SqlCommand c = new SqlCommand();
c.CommandText = “insert into SomeTable (DateCol) values (@DateVal)”;
c.Parameters.AddWithValue(”@DateVal”,txtDate.Text);
c.ExecuteNonQuery();

Looking at that, it seems we have done quite a bit better and should be happy with the code.  It works well, and no injection is possible.  But there is still an issue!  Why?  The txtDate.Text property returns a string, not a DateTime!   And, since we are not setting the data type of the parameter explicitly, the parameter being passed is a string (i.e., VARCHAR or NVARCHAR) value, not a true DateTime value.  This means that SQL Server must implicitly cast your string to a DateTime to store it in your table, and this may or may not work successfully, or as expected, depending on how the string is formatted. 

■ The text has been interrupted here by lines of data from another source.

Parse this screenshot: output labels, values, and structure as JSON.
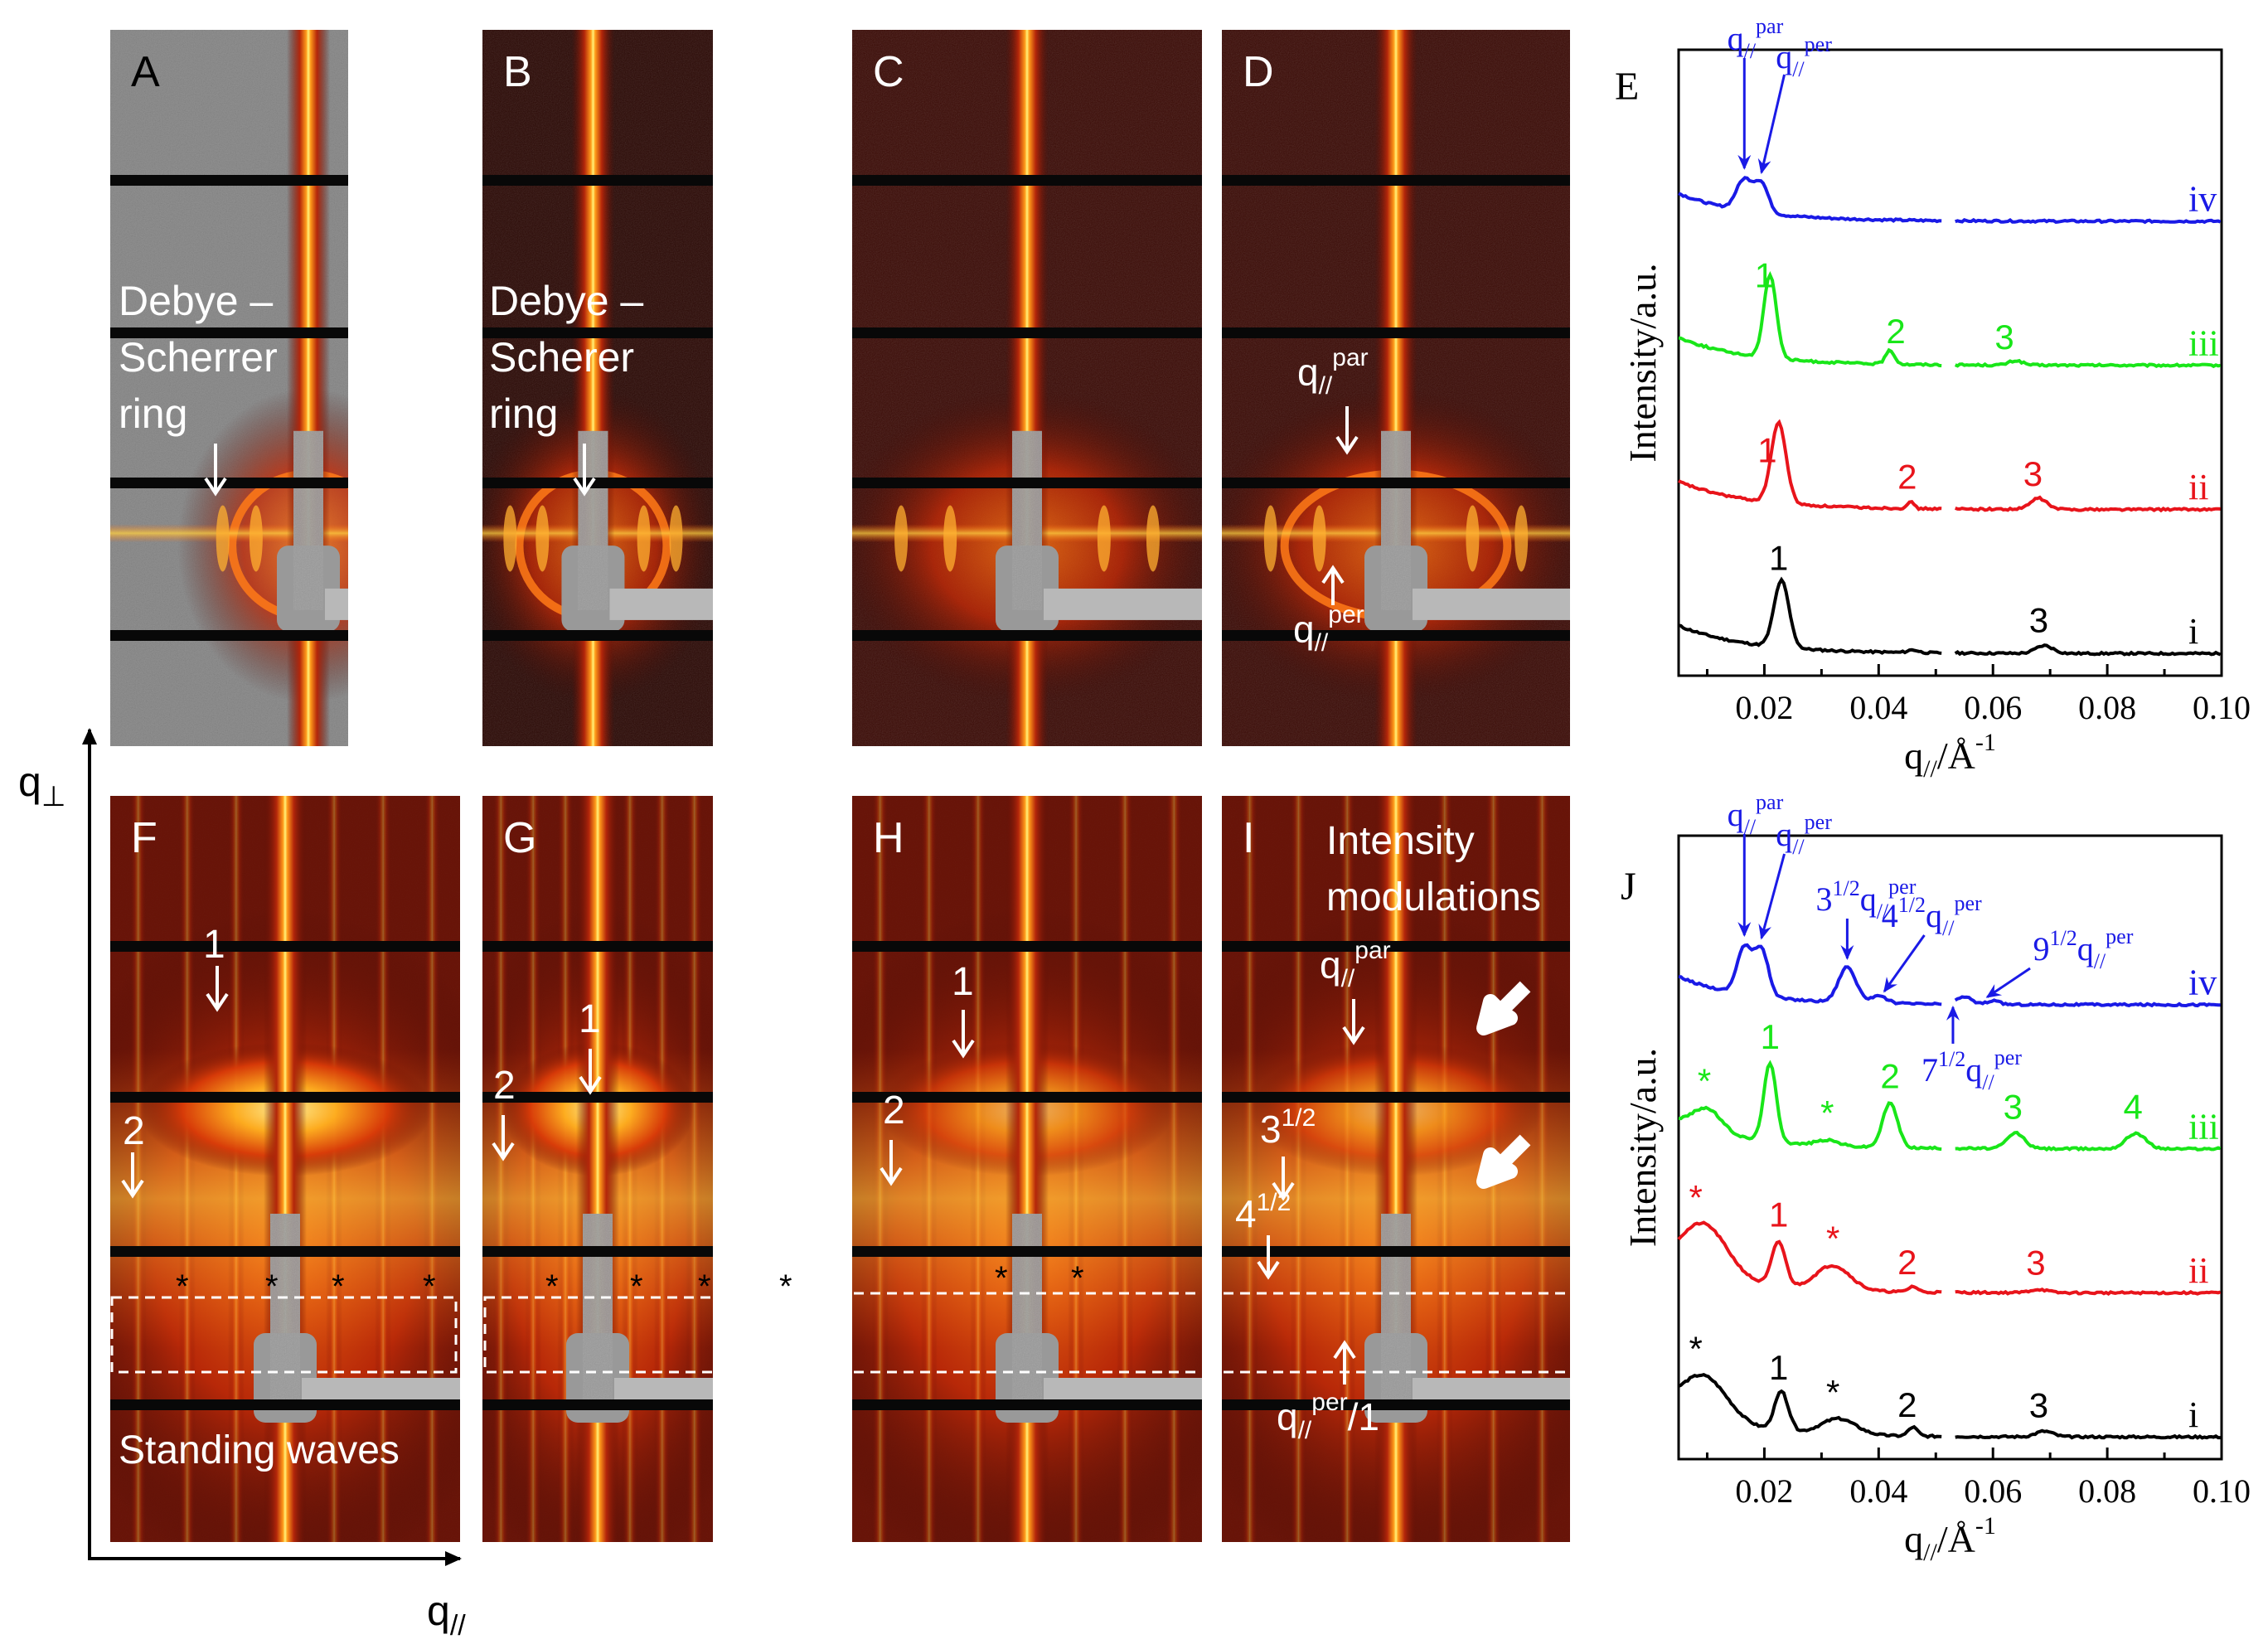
{
  "panels": {
    "A": {
      "letter": "A",
      "annotation": [
        "Debye –",
        "Scherrer",
        "ring"
      ]
    },
    "B": {
      "letter": "B",
      "annotation": [
        "Debye –",
        "Scherer",
        "ring"
      ]
    },
    "C": {
      "letter": "C"
    },
    "D": {
      "letter": "D",
      "q_par": "q",
      "q_par_sub": "//",
      "q_par_sup": "par",
      "q_per": "q",
      "q_per_sub": "//",
      "q_per_sup": "per"
    },
    "F": {
      "letter": "F",
      "order1": "1",
      "order2": "2",
      "bottom": "Standing waves",
      "stars": "*"
    },
    "G": {
      "letter": "G",
      "order1": "1",
      "order2": "2",
      "stars": "*"
    },
    "H": {
      "letter": "H",
      "order1": "1",
      "order2": "2",
      "stars": "*"
    },
    "I": {
      "letter": "I",
      "title_l1": "Intensity",
      "title_l2": "modulations",
      "q_par": "q",
      "q_par_sub": "//",
      "q_par_sup": "par",
      "root3": "3",
      "root3_sup": "1/2",
      "root4": "4",
      "root4_sup": "1/2",
      "q_per_1": "q",
      "q_per_1_sub": "//",
      "q_per_1_sup": "per",
      "q_per_1_tail": "/1"
    }
  },
  "axes_diagram": {
    "y_label": "q",
    "y_sub": "⊥",
    "x_label": "q",
    "x_sub": "//"
  },
  "colors": {
    "i": "#000000",
    "ii": "#e8141b",
    "iii": "#19e619",
    "iv": "#1a1ae6",
    "annot": "#1a1ae6"
  },
  "chart_data": [
    {
      "type": "line",
      "panel": "E",
      "xlabel": "q// / Å-1",
      "ylabel": "Intensity/a.u.",
      "xlim": [
        0.005,
        0.1
      ],
      "xticks": [
        "0.02",
        "0.04",
        "0.06",
        "0.08",
        "0.10"
      ],
      "gap": [
        0.051,
        0.053
      ],
      "series": [
        {
          "name": "i",
          "color": "#000000",
          "offset": 0.0,
          "base": 0.05,
          "peaks": [
            [
              0.023,
              0.6,
              0.0013
            ],
            [
              0.046,
              0.025,
              0.0009
            ],
            [
              0.069,
              0.07,
              0.0015
            ]
          ],
          "marks": [
            [
              "1",
              0.0225
            ],
            [
              "3",
              0.068
            ]
          ]
        },
        {
          "name": "ii",
          "color": "#e8141b",
          "offset": 1.0,
          "base": 0.05,
          "peaks": [
            [
              0.0225,
              0.72,
              0.0013
            ],
            [
              0.0455,
              0.06,
              0.0006
            ],
            [
              0.068,
              0.1,
              0.0014
            ]
          ],
          "marks": [
            [
              "1",
              0.0205
            ],
            [
              "2",
              0.045
            ],
            [
              "3",
              0.067
            ]
          ]
        },
        {
          "name": "iii",
          "color": "#19e619",
          "offset": 2.0,
          "base": 0.05,
          "peaks": [
            [
              0.021,
              0.75,
              0.0011
            ],
            [
              0.042,
              0.12,
              0.0008
            ],
            [
              0.064,
              0.04,
              0.0012
            ]
          ],
          "marks": [
            [
              "1",
              0.02
            ],
            [
              "2",
              0.043
            ],
            [
              "3",
              0.062
            ]
          ]
        },
        {
          "name": "iv",
          "color": "#1a1ae6",
          "offset": 3.0,
          "base": 0.05,
          "peaks": [
            [
              0.0165,
              0.28,
              0.0014
            ],
            [
              0.0195,
              0.26,
              0.0012
            ]
          ],
          "marks": []
        }
      ],
      "annotations": {
        "q_par": "q",
        "q_par_sub": "//",
        "q_par_sup": "par",
        "q_per": "q",
        "q_per_sub": "//",
        "q_per_sup": "per"
      }
    },
    {
      "type": "line",
      "panel": "J",
      "xlabel": "q// / Å-1",
      "ylabel": "Intensity/a.u.",
      "xlim": [
        0.005,
        0.1
      ],
      "xticks": [
        "0.02",
        "0.04",
        "0.06",
        "0.08",
        "0.10"
      ],
      "gap": [
        0.051,
        0.053
      ],
      "series": [
        {
          "name": "i",
          "color": "#000000",
          "offset": 0.0,
          "base": 0.05,
          "peaks": [
            [
              0.0095,
              0.38,
              0.004
            ],
            [
              0.023,
              0.35,
              0.0012
            ],
            [
              0.033,
              0.14,
              0.003
            ],
            [
              0.046,
              0.08,
              0.0008
            ],
            [
              0.069,
              0.05,
              0.0015
            ]
          ],
          "marks": [
            [
              "*",
              0.008
            ],
            [
              "1",
              0.0225
            ],
            [
              "*",
              0.032
            ],
            [
              "2",
              0.045
            ],
            [
              "3",
              0.068
            ]
          ]
        },
        {
          "name": "ii",
          "color": "#e8141b",
          "offset": 1.0,
          "base": 0.05,
          "peaks": [
            [
              0.0095,
              0.45,
              0.004
            ],
            [
              0.0225,
              0.4,
              0.0012
            ],
            [
              0.032,
              0.22,
              0.003
            ],
            [
              0.046,
              0.05,
              0.0008
            ],
            [
              0.068,
              0.03,
              0.0015
            ]
          ],
          "marks": [
            [
              "*",
              0.008
            ],
            [
              "1",
              0.0225
            ],
            [
              "*",
              0.032
            ],
            [
              "2",
              0.045
            ],
            [
              "3",
              0.0675
            ]
          ]
        },
        {
          "name": "iii",
          "color": "#19e619",
          "offset": 2.0,
          "base": 0.05,
          "peaks": [
            [
              0.01,
              0.2,
              0.0025
            ],
            [
              0.021,
              0.7,
              0.0011
            ],
            [
              0.031,
              0.05,
              0.002
            ],
            [
              0.042,
              0.4,
              0.0013
            ],
            [
              0.064,
              0.14,
              0.0015
            ],
            [
              0.085,
              0.14,
              0.0017
            ]
          ],
          "marks": [
            [
              "*",
              0.0095
            ],
            [
              "1",
              0.021
            ],
            [
              "*",
              0.031
            ],
            [
              "2",
              0.042
            ],
            [
              "3",
              0.0635
            ],
            [
              "4",
              0.0845
            ]
          ]
        },
        {
          "name": "iv",
          "color": "#1a1ae6",
          "offset": 3.0,
          "base": 0.05,
          "peaks": [
            [
              0.0165,
              0.42,
              0.0013
            ],
            [
              0.0195,
              0.42,
              0.0012
            ],
            [
              0.0345,
              0.32,
              0.0015
            ],
            [
              0.04,
              0.06,
              0.0015
            ],
            [
              0.055,
              0.07,
              0.0012
            ],
            [
              0.06,
              0.03,
              0.0012
            ]
          ],
          "marks": []
        }
      ],
      "annotations": {
        "q_par": "q",
        "q_par_sub": "//",
        "q_par_sup": "par",
        "q_per": "q",
        "q_per_sub": "//",
        "q_per_sup": "per",
        "r3": "3",
        "r4": "4",
        "r7": "7",
        "r9": "9",
        "half": "1/2"
      }
    }
  ]
}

I’ve said it over and over and I’ll say it again:  The concept of formatting dates should never be something that your database code should ever worry about.  The database layer should be accepting DateTime data from clients, and returning DateTime data to your clients. Where and how the client got the data before passing it to the database, or what the client does with the data in terms of formatting after receiving it from the database is of no concern to the database itself. 

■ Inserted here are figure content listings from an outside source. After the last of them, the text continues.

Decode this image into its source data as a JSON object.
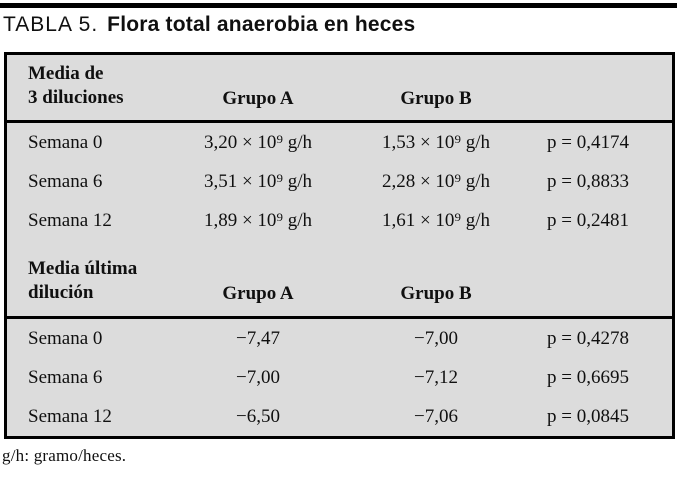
{
  "caption": {
    "number": "TABLA 5.",
    "title": "Flora total anaerobia en heces"
  },
  "colors": {
    "table_background": "#dcdcdc",
    "rule": "#000000",
    "text": "#101010"
  },
  "sections": [
    {
      "header": {
        "label_line1": "Media de",
        "label_line2": "3 diluciones",
        "group_a": "Grupo A",
        "group_b": "Grupo B"
      },
      "rows": [
        {
          "label": "Semana 0",
          "group_a": "3,20 × 10⁹ g/h",
          "group_b": "1,53 × 10⁹ g/h",
          "p": "p = 0,4174"
        },
        {
          "label": "Semana 6",
          "group_a": "3,51 × 10⁹ g/h",
          "group_b": "2,28 × 10⁹ g/h",
          "p": "p = 0,8833"
        },
        {
          "label": "Semana 12",
          "group_a": "1,89 × 10⁹ g/h",
          "group_b": "1,61 × 10⁹ g/h",
          "p": "p = 0,2481"
        }
      ]
    },
    {
      "header": {
        "label_line1": "Media última",
        "label_line2": "dilución",
        "group_a": "Grupo A",
        "group_b": "Grupo B"
      },
      "rows": [
        {
          "label": "Semana 0",
          "group_a": "−7,47",
          "group_b": "−7,00",
          "p": "p = 0,4278"
        },
        {
          "label": "Semana 6",
          "group_a": "−7,00",
          "group_b": "−7,12",
          "p": "p = 0,6695"
        },
        {
          "label": "Semana 12",
          "group_a": "−6,50",
          "group_b": "−7,06",
          "p": "p = 0,0845"
        }
      ]
    }
  ],
  "footnote": "g/h: gramo/heces."
}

So, we might decide that to fix this, we can simply declare the data type of the parameter explicitly:

SqlCommand c = new SqlCommand();
c.CommandText = “insert into SomeTable (DateCol) values (@DateVal)”;
c.Parameters.Add(”@DateVal”, SqlDbType.DateTime).Value = txtDate.Text;
c.ExecuteNonQuery();

It appears that now we are in good shape, right?  Actually — no! There is still an implicit conversion happening, because we are still passing a string value — the txtDate.Text property — to the parameter, not a true DateTime!

Let’s try one more time.  How can we avoid these implicit conversions?  The answer that question is always the same: Convert explicitly!  Your client application is fully capable of handling the parsing, validation, and conversion of that string to a true DateTime value, so go ahead and do it:

DateTime dateval = DateTime.Parse(txtDate.Text); // plus more code to validate, of course

SqlCommand c = new SqlCommand();
c.CommandText = “insert into SomeTable (DateCol) values (@DateVal)”;
c.Parameters.Add(”@DateVal”, SqlDbType.DateTime).Value = dateval;
c.ExecuteNonQuery();

Now we are in business!  Before we even create the SqlCommand object, we have a true DateTime value that we are ready to pass along to SQL Server.  Our SQL code doesn’t need to worry about formatting, parsing, converting, or anything — it is being passed a completely valid piece of data with the correct type.   In short, we can now be sure that whatever value we came up with for the date in our client code is exactly the value that will be stored in our database.  That’s the idea, right?

So, please, don’t rely on your database code to validate your input.    Don’t just pass along generic string data and “hope” that at the end of the day the database can “handle it”.  Eliminate the chance of anything going wrong and write your code to explicitly cast and convert and validate any and all input before the database even comes into the picture.